I’ve noticed in the past week that many of the members of the class of 2012 have either created or freshened up their LinkedIn profiles. This is great! If you haven’t done so recently, as school winds down, take stock of your online presence—particularly LinkedIn.
1. Create a LinkedIn profile if you don’t have one—and make sure the message it sends aligns with your long term goals. Why? It creates a professional presence on the internet—where many people find their own attorneys or attorney referrals, sometimes vet job applicants, or find others who have attended the same schools or have similar professional interests. Some of you may think that you don’t need a LinkedIn profile because you don’t have your dream job. That is not true. Several recent graduates have created profiles which create a very positive impression and also underscore expertise and interest in a given area. (How many of us know that we have our dream job yet, anyway?) Finally, to me, being able to say something positive about yourself regardless of your current situation shows that you have a long-term view of the profession you have chosen. If I were an employer, I would generally think that was attractive.
2.Use a professional photo to accompany your profile. It doesn’t have to be you in a suit standing in front of legal books. In fact, if that doesn’t seem normal to you it will probably look weird. But it also can’t be you doing shots of tequila.
3.Then, join LinkedIn “groups” that are meaningful to you—ie, S.J. Quinney College of Law; community organizations you are involved in; your other college alumni groups; and (when you become a member of a bar) bar associations and sub-sections. Group membership signifies your relationship to others who serve as connections. It also allows you to see “discussions” started by other members—these often include job postings or information on networking events.
4. In addition to joining groups, reach out and connect with people you know. Classmates, former classmates, school administrators, and work colleagues are a good start.
5. It would seem to go without saying, but in general, avoid wasting time trying to connect with people you do not know at all, or who are not part of any organizations you belong to. That “connection” is not a real, so how it is it valuable to you? Also, be a little cautious about attempting to connect with people with whom you have had only a passing conversation or interaction. If they have a million connections, or if they have connected with a lot of other law students/recent alumni, it could indicate that they are open to connecting with you. But if they don’t have a vast number of connections, it might indicate that they don’t want to connect with people that they don’t know. If you try to connect with someone you don’t know well, and they decline, don’t take personal offense. They are just keeping their LinkedIn account limited to those they actually know.

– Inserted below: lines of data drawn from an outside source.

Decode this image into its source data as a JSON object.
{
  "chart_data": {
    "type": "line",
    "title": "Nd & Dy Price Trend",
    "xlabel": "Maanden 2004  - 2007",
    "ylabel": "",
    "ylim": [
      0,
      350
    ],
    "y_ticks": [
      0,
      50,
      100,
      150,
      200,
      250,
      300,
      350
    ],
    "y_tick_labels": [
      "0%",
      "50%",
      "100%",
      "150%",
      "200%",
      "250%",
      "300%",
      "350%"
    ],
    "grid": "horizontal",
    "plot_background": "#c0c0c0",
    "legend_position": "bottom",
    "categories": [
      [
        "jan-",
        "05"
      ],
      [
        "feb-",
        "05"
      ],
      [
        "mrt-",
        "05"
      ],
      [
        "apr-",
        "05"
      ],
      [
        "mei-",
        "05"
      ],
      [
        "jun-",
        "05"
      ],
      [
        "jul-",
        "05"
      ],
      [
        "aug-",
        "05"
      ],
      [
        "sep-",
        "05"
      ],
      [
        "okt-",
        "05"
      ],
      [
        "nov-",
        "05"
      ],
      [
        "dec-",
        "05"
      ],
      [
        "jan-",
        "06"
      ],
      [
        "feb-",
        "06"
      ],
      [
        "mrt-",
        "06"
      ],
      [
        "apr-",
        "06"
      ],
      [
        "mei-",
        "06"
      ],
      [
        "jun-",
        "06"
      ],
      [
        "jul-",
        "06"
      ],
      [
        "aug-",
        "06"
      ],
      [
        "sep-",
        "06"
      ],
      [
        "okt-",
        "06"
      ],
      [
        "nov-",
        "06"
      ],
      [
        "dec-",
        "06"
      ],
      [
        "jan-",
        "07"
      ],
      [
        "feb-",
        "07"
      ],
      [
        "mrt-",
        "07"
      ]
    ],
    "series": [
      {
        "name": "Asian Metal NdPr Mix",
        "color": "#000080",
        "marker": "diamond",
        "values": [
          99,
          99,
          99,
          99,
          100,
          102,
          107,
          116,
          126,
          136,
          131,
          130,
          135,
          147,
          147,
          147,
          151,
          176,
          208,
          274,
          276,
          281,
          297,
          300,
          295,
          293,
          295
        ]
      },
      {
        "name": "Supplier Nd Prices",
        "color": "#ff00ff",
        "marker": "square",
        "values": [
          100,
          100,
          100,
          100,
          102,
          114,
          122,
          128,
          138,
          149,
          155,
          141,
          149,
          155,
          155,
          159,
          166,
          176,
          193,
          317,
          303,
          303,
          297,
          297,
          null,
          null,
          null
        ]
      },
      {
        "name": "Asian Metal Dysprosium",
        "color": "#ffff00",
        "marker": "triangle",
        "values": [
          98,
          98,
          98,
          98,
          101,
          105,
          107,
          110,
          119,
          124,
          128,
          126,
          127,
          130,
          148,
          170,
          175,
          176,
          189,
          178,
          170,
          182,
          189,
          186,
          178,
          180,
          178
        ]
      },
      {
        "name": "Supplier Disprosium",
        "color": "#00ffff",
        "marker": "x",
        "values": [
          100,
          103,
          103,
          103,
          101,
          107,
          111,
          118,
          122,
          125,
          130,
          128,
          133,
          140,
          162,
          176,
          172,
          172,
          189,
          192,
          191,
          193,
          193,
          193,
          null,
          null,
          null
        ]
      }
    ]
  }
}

6. If you have a LinkedIn profile, dust it off every once in awhile. It is almost as bad to have a patently stale or inaccurate profile as it is to have none at all.
7. Remember that you probably won’t use your LinkedIn profile in the same way you use your facebook profile, if you use facebook for social purposes, posting photos, and commenting about random things. Generally, most folks use LinkedIn to create a professional image, get their name out within a group or professional field, and to be able to research other professionals. It is not used to post family reunion pictures, or start a conversation about how lame last week’s party was.